Although raccoons suffer from rabies more than any other mammal in the United States (about 35 percent of all animal rabies cases), only one human death from the raccoon strain of rabies has been recorded in the United States.
Precautions
Despite the long odds of contracting rabies, the remote possibility of infection exists and should not be taken lightly:
- Don’t approach or handle wild animals.
- Vaccinate your pets—cats and dogs both.
- If you see a wild animal who may be sick, contact your local animal control, veterinarian, or wildlife rehabilitator for help. Don’t handle sick wildlife!
- If anyone is bitten by any wild animal, get medical advice from a doctor or health department immediately.
- If your pet is bitten by any wild animal, get medical advice from your veterinarian immediately.
- Scrub any bite wound immediately and aggressively with soap and water, use antiseptic soap such as betadine or Nolvasan®, if available. Flush the wound thoroughly with water.
- If anyone is bitten by a potentially rabid animal, scrub and flush the wound then go to your doctor or an emergency room.
- If possible, the animal should be captured and tested for rabies. Unless you can do it without risking further bites, leave this task to animal control professionals.

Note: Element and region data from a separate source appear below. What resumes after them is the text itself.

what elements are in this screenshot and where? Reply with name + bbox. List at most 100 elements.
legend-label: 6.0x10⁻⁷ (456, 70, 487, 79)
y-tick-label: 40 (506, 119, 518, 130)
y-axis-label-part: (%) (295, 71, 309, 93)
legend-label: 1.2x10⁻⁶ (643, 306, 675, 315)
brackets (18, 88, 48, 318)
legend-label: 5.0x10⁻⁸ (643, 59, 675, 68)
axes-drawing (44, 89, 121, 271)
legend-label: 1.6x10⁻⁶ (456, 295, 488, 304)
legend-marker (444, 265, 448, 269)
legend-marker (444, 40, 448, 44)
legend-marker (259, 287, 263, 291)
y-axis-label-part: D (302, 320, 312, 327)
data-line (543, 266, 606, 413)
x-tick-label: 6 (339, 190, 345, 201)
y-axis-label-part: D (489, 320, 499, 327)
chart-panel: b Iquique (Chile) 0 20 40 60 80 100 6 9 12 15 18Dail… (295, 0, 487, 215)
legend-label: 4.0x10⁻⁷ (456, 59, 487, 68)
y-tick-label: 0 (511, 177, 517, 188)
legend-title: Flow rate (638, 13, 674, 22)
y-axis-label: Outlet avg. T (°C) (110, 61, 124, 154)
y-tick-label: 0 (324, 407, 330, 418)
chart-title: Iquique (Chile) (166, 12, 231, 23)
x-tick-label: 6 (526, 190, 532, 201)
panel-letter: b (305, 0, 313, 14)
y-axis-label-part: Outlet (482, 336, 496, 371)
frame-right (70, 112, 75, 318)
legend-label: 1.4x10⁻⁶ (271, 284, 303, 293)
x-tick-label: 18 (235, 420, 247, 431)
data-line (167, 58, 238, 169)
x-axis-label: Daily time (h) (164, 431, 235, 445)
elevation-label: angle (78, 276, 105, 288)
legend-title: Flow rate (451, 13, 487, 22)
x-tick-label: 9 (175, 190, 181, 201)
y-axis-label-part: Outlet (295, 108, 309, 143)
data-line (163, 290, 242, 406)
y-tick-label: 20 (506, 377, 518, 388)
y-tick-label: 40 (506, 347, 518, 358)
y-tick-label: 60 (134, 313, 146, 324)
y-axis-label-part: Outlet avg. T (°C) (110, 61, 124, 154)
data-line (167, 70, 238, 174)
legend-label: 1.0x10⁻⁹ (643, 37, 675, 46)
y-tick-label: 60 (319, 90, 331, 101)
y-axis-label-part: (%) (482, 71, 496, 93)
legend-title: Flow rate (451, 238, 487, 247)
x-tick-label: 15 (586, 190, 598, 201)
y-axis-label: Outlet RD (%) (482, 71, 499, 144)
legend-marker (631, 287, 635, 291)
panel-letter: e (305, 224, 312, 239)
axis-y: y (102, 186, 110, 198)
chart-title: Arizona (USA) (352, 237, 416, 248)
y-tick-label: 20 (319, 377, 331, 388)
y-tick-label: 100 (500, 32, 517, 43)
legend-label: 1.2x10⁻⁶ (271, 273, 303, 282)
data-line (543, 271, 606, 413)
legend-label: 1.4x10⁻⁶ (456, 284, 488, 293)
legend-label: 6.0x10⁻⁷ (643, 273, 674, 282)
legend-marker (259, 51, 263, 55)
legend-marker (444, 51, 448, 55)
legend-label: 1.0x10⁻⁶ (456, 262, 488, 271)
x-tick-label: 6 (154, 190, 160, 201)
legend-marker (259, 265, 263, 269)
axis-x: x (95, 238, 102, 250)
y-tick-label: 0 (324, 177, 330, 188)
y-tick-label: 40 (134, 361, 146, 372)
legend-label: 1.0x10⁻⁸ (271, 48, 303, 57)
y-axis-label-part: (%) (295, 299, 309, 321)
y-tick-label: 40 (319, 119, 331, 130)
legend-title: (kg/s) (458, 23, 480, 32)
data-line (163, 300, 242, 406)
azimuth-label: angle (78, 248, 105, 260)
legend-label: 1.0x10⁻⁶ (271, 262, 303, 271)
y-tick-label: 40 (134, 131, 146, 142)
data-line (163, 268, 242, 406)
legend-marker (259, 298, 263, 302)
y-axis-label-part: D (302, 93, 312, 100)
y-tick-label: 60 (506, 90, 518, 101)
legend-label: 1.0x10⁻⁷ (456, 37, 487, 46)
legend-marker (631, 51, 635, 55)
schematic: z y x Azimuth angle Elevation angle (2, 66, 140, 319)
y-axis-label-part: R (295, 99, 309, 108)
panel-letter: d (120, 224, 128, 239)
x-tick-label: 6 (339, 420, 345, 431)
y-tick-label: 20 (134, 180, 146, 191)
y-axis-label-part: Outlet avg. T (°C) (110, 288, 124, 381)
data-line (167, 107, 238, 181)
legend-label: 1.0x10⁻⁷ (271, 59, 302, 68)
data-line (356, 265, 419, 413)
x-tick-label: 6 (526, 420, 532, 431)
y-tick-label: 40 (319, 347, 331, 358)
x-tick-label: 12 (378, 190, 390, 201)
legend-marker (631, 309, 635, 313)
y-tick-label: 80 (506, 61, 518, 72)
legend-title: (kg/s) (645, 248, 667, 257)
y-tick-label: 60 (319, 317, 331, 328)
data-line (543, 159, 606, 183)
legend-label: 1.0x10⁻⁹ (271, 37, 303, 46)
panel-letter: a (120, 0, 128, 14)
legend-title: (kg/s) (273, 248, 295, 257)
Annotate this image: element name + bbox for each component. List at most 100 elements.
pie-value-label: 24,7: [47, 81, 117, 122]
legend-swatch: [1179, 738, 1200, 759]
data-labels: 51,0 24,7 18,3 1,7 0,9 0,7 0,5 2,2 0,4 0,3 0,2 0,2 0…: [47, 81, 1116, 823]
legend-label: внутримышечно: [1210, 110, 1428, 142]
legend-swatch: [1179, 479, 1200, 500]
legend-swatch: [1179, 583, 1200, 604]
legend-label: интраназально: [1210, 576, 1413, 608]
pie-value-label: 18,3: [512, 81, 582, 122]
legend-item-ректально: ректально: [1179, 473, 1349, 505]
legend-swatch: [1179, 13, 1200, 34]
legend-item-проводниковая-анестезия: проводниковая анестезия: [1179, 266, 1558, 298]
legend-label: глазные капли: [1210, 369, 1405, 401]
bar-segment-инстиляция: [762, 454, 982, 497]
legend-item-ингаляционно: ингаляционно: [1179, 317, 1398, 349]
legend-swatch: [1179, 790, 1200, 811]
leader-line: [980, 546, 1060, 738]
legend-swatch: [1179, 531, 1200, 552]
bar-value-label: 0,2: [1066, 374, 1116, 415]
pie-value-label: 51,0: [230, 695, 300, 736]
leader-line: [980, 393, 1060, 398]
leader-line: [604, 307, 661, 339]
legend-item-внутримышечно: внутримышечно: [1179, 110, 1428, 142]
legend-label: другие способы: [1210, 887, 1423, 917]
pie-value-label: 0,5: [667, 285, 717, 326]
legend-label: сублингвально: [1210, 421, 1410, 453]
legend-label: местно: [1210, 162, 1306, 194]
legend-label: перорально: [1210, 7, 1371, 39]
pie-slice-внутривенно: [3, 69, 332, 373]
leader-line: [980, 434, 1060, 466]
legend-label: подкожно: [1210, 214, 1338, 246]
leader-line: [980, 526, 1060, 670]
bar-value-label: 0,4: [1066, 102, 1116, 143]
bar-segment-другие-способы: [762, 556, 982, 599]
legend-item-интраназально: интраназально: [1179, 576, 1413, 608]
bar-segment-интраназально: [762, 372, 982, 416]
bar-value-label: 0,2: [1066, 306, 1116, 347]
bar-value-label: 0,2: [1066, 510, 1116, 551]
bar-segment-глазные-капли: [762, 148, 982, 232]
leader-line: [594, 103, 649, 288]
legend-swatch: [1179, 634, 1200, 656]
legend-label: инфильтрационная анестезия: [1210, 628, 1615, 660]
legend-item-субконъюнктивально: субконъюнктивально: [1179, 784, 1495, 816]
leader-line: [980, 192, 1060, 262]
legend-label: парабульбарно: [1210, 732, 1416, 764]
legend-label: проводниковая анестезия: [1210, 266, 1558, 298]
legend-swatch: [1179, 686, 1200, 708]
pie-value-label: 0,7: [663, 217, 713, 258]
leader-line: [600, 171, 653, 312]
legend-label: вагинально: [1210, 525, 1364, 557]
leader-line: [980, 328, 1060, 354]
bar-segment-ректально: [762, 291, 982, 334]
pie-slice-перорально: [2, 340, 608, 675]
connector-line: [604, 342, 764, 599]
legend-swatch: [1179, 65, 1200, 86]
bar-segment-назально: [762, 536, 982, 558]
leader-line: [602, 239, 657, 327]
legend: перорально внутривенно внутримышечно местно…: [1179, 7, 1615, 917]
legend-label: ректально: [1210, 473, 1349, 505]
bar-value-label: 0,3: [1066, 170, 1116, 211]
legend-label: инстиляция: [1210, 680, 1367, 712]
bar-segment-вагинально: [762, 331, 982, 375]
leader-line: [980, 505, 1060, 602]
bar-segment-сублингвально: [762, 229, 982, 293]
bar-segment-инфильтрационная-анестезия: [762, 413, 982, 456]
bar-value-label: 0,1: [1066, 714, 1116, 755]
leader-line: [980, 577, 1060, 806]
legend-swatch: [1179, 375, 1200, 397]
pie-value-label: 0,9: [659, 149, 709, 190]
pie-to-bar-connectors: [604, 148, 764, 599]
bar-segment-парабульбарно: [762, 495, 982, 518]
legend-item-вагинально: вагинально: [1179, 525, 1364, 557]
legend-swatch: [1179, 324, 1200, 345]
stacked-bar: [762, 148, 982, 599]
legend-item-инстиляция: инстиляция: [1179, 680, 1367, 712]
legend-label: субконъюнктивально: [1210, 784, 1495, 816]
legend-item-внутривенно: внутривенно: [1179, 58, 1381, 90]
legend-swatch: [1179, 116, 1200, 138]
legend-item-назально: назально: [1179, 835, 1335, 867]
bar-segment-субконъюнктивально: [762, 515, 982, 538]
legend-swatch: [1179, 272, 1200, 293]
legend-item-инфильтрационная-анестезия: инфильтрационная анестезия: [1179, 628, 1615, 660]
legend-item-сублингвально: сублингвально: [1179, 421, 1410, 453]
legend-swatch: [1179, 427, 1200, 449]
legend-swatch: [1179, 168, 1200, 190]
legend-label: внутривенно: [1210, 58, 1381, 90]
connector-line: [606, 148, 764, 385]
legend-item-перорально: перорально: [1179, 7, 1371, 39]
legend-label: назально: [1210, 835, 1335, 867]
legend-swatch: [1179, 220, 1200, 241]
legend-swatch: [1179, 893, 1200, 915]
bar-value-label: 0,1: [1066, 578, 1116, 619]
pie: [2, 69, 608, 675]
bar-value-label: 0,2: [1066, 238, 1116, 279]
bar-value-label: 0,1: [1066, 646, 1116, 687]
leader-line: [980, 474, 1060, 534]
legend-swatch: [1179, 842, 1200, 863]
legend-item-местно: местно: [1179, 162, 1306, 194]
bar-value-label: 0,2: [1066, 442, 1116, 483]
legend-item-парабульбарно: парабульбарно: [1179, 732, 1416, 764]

- If you find a bat in a room where someone was sleeping or where children might have had contact with him, the National Centers for Disease Control and Prevention (CDC) recommends that you assume the bat has bitten the sleeper or children and take the step for a known bite. CDC suspects that adults may overlook and children may underreport the bites of tiny bat teeth.
- Timely treatment after a bite or other exposure is 100 percent effective. The very few people who die from rabies are those who don’t get timely treatment.
Is that animal rabid?
If you see a wild animal such as a fox, raccoon, or skunk active in daylight, that doesn't mean the animal is rabid. It's actually normal and common for foxes to be active during the day. And in spring and early summer, mother raccoons, who are hard-pressed to feed their young, may forage all day long. Only if the typically nocturnal raccoon or skunk is exhibiting abnormal behavior should you seek advice from your local animal control, humane society, wildlife rehabilitator, or state wildlife agency.